A2: Drafting Survey Instruments
Overview
Welcome to second assignment where you will start to design your survey instruments. Your goals for this assignment are:
- Clarify your research question
- Draft at least five questions in Qualtrics that will let you address this question
- Download a pdf of your draft questions and upload that pdf to Canvas.
Before Section:
Before section on Wednesday please do the following:
- Create shared Google drive folder where you can store documents for project and collaborate with your peers.
- Create a common Google document where you can share draft questions and materials.
- Make sure everyone in your group as well as myself have access to the folder and the materials
- Preview the draft of the common content for our class survey here. Is there anything you think we should add?
- Log on to Qualtrics with your university ID: http://brown.qualtrics.com/ Play around with the questions.
Section.
In section, we will demo some basics of designing surveys in Qualtrics.
Then you will collaborate with your group and work on designing your modules (sections of the survey).
One person should create the survey instrument and invite the other members of the group to collaborate on their version of the instrument (Cory will walk through the specifics.)
By Sunday, you will have a draft of at least five “questions” that speak your group’s research question.
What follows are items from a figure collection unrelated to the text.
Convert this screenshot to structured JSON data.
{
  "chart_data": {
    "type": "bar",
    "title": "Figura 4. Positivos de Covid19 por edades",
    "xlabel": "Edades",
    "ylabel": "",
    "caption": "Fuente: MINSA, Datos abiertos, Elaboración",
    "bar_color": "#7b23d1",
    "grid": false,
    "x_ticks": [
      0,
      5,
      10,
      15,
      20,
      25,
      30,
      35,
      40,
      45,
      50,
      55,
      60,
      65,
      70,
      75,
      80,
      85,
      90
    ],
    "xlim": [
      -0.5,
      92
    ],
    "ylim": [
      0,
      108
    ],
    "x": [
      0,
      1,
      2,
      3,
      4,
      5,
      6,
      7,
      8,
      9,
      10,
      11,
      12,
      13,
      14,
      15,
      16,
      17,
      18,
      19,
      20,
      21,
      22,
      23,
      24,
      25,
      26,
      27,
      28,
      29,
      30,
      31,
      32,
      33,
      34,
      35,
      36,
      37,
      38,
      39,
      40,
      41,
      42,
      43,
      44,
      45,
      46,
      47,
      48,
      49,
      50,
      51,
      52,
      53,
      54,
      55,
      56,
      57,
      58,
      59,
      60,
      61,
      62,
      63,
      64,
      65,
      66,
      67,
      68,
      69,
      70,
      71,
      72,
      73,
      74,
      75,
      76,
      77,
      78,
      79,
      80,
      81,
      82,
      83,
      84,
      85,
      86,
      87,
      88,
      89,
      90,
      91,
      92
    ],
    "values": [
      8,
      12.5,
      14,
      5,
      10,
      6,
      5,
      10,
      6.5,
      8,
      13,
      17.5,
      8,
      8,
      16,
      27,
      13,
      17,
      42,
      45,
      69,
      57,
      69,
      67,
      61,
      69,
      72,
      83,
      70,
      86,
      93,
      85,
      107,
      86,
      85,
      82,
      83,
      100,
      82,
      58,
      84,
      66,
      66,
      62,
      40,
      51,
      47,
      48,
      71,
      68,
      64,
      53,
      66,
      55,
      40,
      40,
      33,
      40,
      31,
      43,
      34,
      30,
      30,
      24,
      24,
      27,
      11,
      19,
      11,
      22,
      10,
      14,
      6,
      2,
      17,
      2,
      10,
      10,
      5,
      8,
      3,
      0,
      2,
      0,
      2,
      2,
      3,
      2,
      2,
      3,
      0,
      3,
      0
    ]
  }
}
Questions include experimental treatments. So if you want to randomly assign some survey takers to read a news article, that article counts as one question. If your article is really long, or if you’re using a video, that experimental treatment may count toward two of your allotted questions.
You may include additional questions beyond your five, but we may ask you to cut them. You may also make the case that some questions should be included as part of the common content. You may want to check with other groups to get a sense of what they’re doing and if there’s over lap in your research interests.
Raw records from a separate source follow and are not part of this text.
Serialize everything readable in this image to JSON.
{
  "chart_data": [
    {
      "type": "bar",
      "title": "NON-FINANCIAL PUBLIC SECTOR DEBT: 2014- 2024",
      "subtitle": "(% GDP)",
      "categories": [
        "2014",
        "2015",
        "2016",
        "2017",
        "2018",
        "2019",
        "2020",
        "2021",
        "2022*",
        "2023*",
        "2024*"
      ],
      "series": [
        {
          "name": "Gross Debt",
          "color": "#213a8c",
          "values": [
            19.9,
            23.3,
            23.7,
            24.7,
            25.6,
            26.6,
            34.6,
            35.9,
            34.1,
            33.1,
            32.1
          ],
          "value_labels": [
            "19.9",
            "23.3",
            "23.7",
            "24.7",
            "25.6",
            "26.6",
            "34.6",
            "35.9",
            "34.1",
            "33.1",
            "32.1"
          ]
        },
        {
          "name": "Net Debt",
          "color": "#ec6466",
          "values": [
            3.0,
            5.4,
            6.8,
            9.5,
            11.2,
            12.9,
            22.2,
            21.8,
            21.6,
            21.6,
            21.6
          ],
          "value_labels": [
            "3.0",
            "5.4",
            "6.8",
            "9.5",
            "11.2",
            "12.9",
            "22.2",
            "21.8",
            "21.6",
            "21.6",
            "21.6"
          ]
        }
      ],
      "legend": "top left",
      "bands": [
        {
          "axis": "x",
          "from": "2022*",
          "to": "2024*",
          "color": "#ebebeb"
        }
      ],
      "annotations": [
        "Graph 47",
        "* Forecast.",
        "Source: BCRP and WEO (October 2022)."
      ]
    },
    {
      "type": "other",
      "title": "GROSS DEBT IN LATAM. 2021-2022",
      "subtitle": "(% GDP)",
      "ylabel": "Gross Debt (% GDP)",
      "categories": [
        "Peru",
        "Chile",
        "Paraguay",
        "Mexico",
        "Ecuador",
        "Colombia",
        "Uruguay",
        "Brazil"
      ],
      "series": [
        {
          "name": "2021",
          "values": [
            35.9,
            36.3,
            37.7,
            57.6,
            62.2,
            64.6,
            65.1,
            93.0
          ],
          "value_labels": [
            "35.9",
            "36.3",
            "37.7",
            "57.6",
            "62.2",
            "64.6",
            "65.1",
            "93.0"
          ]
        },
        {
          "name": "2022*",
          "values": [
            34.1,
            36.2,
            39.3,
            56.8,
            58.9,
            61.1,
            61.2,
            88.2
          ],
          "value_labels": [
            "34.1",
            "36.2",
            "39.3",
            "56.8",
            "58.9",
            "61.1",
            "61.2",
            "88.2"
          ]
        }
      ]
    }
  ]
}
What to Submit by Sunday March 5th, on Canvas
By Friday October 25th, please:
- Download a pdf of your draft instrument (I will show you how) and upload that to Canvas and a 1 page memo summarizing your revised research question and any additional questions/requests you have.
- I’ll provide you comments feedback so that for your next section on, you can finalize and revise your instrument and start thinking about how you will analyze your results.
- Please invite me to collaborate on your survey instrument as well.
General Adivce:
Keep it simple. Less is more. Focus on answering one or two question really well, rather than trying to test a bunch of different hypotheses
If doing an experiment, try to focus on a simple treatment and control comparison, or at most a two-by-two factorial in which two things are being randomly assigned (e.g. you vary the gender and partisanship of a candidate). Don’t worry about the specifics of implementing the randomization, we will help you with that.
If doing an observational/correlational study, think deeply about what your outcome is, what you think predicts variation in that outcome, and factors that might be related to both your outcome and your key predictor. How will you measure these concepts in your study.
Put yourself in the survey takers’ shoes. How would you feel answering this question or reading this treatment?
If you can format a question so that they have the same response structure (strongly agreee to strongly disagree), you can get more bang for your buck.
When in doubt, randomize. If you’re worried the order or wording of question may influence the results, consider a randomly assigning the order or format of the question (in addition to any other randomizations you may be thinking about).
Online surveys typically require less explanation than phone or face-to-face surveys. If you’re copying question formats from the NES or Pew or Gallup, consider simplifying the language if it improves the clarity.
Online survey takers hate writing. Analyzing writing is very hard and labor intensive. For better or worse, fixed response options are probably best for this context.
Video is appealing but harder to manipulate. You have more freedom and control working with text and images.